Star-Spangled Banner Trail Sites to Visit
Discover the places and stories that helped forge a nation and inspired The National Anthem.
Crisscrossing the Chesapeake Bay and traveling through the cities and towns of Maryland’s heartland, the 560-mile Star-Spangled Banner National Historic Trail takes you to battlefields and landmarks of the War of 1812. Discover the roots of American heritage and experience the beauty of Maryland at places along the trail. Paddle, pedal or picnic at more than 160 locations throughout the Chesapeake Gateways and Watertrails Network.
Plan an itinerary with help from the Star-Spangled Banner National Historic Trail map. Bonus: You can get your National Park Service Passport stamped at more than 10 locations along the trail, and also earn a geocoin along the Star-Spangled Banner Geotrail.
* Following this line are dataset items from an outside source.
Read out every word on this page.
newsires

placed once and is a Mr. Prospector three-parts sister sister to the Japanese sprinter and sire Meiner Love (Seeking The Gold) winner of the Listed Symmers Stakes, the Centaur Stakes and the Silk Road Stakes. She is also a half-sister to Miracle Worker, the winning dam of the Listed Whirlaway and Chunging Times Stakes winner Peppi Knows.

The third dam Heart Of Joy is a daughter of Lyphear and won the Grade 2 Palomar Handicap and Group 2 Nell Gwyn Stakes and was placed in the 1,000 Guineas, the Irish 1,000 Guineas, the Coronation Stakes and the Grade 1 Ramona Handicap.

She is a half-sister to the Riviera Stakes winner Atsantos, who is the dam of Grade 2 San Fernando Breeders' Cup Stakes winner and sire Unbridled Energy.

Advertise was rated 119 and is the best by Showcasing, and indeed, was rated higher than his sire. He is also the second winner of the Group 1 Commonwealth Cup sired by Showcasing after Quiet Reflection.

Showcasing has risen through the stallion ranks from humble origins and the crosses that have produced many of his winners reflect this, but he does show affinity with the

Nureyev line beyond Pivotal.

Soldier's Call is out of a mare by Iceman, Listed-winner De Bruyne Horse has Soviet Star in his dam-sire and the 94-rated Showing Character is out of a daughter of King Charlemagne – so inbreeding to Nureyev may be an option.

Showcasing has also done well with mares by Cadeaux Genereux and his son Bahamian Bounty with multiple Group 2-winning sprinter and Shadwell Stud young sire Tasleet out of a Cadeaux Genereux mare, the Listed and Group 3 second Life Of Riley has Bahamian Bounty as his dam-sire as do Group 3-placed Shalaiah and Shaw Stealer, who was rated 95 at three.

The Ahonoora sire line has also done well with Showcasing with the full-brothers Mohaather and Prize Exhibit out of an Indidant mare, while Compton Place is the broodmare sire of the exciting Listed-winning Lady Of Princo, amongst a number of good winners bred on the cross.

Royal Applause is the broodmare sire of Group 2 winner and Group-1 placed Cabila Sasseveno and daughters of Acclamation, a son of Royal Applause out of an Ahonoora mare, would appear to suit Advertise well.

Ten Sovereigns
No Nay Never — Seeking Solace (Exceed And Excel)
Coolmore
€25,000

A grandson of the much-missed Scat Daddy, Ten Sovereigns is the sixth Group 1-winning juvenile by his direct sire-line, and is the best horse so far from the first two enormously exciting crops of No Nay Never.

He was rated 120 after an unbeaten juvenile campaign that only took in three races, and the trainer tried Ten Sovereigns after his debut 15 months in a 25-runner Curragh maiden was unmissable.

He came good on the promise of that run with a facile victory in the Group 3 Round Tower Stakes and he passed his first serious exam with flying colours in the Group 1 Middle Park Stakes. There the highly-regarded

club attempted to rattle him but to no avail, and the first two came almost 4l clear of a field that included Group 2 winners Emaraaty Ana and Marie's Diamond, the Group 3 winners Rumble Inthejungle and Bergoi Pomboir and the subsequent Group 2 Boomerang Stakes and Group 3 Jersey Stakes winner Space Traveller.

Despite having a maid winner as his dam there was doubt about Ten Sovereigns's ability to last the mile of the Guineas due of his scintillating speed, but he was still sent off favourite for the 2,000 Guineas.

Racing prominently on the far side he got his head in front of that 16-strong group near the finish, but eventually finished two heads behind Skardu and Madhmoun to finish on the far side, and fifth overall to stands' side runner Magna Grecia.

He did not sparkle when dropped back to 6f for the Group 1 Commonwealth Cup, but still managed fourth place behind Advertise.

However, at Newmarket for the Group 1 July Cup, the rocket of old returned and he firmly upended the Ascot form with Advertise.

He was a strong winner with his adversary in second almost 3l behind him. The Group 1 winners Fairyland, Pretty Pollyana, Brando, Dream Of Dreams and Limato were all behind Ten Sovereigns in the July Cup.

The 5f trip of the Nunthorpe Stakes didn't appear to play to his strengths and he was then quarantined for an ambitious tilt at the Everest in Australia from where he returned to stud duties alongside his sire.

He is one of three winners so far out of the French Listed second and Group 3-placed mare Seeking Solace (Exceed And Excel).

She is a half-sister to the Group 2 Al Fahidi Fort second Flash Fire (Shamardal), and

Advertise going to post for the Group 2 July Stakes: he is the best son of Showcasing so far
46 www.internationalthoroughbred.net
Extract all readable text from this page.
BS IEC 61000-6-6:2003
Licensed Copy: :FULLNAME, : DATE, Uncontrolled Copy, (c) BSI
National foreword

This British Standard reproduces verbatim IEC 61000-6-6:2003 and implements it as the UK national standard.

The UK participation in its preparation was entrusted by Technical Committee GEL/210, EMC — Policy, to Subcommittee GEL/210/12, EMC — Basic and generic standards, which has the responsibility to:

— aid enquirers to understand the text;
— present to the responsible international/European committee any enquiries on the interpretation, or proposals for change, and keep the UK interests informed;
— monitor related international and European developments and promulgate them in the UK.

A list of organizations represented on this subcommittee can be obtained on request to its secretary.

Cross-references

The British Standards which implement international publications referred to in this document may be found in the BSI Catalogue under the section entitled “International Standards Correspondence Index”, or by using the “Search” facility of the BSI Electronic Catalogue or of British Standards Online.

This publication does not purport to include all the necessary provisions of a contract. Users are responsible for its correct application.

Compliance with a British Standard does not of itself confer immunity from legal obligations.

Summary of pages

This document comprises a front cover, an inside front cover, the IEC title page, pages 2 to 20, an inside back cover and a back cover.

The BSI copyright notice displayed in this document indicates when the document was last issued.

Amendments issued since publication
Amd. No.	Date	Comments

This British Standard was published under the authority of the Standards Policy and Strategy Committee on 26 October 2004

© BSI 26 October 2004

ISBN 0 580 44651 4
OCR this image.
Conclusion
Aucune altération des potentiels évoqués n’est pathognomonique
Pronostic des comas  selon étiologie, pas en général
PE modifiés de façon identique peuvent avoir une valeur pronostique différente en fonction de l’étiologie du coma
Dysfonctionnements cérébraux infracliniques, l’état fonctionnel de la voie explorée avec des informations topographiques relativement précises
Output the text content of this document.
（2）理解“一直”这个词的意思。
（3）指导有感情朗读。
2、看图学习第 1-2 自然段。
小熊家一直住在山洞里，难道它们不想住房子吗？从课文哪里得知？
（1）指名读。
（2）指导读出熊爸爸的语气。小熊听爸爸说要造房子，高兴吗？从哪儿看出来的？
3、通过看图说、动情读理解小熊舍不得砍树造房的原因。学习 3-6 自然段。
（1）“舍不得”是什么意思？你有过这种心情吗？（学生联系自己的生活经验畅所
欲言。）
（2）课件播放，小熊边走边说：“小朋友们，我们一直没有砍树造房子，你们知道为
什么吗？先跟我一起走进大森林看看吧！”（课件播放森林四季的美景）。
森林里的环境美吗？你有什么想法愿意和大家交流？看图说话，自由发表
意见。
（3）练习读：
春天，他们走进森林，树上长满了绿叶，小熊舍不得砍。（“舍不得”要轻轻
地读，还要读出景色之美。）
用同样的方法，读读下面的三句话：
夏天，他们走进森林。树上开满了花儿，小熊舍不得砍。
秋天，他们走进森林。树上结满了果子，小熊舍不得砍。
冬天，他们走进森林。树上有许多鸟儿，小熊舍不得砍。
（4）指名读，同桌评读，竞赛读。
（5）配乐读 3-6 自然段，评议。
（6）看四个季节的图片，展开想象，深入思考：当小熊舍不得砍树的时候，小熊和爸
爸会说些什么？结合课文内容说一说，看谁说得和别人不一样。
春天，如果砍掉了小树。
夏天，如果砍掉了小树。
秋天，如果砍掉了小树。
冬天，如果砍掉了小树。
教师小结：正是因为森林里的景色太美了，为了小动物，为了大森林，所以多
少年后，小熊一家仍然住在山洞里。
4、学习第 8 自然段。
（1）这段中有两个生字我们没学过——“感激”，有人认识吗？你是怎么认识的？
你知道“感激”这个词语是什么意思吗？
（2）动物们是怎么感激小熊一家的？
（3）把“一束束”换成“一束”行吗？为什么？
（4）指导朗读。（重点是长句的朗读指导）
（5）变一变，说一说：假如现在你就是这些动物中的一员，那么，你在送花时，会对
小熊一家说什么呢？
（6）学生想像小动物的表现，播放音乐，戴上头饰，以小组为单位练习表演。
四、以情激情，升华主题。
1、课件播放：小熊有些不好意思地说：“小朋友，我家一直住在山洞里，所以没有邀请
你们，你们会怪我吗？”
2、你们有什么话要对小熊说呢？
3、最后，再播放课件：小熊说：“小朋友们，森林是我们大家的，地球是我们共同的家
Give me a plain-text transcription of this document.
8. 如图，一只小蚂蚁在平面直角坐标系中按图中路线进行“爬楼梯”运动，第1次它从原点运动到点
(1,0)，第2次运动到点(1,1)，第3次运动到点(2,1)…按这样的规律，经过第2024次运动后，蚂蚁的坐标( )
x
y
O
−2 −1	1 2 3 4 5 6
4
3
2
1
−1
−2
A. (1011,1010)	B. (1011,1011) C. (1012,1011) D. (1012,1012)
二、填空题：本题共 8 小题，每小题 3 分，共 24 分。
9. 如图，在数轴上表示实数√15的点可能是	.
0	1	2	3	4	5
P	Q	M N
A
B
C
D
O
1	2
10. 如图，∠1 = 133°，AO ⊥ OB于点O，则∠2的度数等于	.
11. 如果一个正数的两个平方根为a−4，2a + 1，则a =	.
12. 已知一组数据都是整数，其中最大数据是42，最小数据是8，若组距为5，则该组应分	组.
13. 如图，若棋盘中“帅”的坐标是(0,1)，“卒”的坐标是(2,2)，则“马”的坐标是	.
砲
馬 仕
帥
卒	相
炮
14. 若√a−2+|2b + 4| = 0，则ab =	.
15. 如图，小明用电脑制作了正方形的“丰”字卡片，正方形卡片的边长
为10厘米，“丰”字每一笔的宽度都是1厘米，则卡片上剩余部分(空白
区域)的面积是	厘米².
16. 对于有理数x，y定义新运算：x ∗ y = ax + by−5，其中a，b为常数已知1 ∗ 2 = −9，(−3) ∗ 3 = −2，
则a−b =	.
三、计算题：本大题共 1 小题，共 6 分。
The ramparts of Fort McHenry withstood 25 hours of British bombardment. The following morning, the victorious defenders of the fort raised the American flag, inspiring Francis Scott Key to compose “The Star-Spangled Banner,” which became the National Anthem. Today, you can enjoy educational exhibits, a walk on the grounds and ranger-led flag programs at the fort. Arrive at dusk to help fold the flag, then head into surrounding neighborhoods to shop and dine.
Drive this stretch of highway, one of Maryland’s 18 scenic byways, that takes you from Solomons to Baltimore and along part of the Great Chesapeake Bay Loop. Stop at historic towns, parks, attractions, the Inner Harbor and War of 1812 sites. Among the places you’ll discover are the Calvert Marine Museum in Solomons and Mount Calvert Historical and Archaeological Park in Marlboro.
At the site of the Battle of St. Leonard’s Creek, the largest naval engagement in the state’s history, you’ll get a unique glimpse into 10,000 years of Maryland history. See War of 1812 re-enactments, view exhibits in the museum and barn, and work on an actual dig with its Public Archeology Program.
Destroyed by its own garrison during the War of 1812, the fort was reconstructed in 1824 and served as the primary source of protection for Washington, D.C., until the Civil War. Today, the park offers monthly artillery demonstrations, fort tours and places to picnic, hike and enjoy nature. The Potomac Heritage National Scenic Trail On-Road Bicycling Route starts here and winds along the eastern bank of the Potomac River, offering routes ranging from 28 to 52 miles.
A British raid in 1813 nearly destroyed this waterfront town, but the brave residents saved half of Havre de Grace from the ravages. Some of the historic buildings still stand as testament to the American spirit. Stroll historic streets and visit the Susquehanna Museum at the Lock House, the John O'Neill Cannon Memorial and the Concord Point Lighthouse. Enjoy the waterfront promenade featuring antique shops, art galleries, bars and restaurants.
In 1814, 7,000 of Kings George’s men landed here to begin an assault on Baltimore. The British soldiers encountered stiff resistance at the nearby Battle of Northpoint, where Daniel Wells and Henry McComas, a pair of Maryland teens, now known as the “Boy Martyrs of Baltimore,” gave their lives and possibly saved the nation. Visit Battle Acre Park to honor the fallen, or attend the annual Defenders’ Day celebration and re-enactment in September.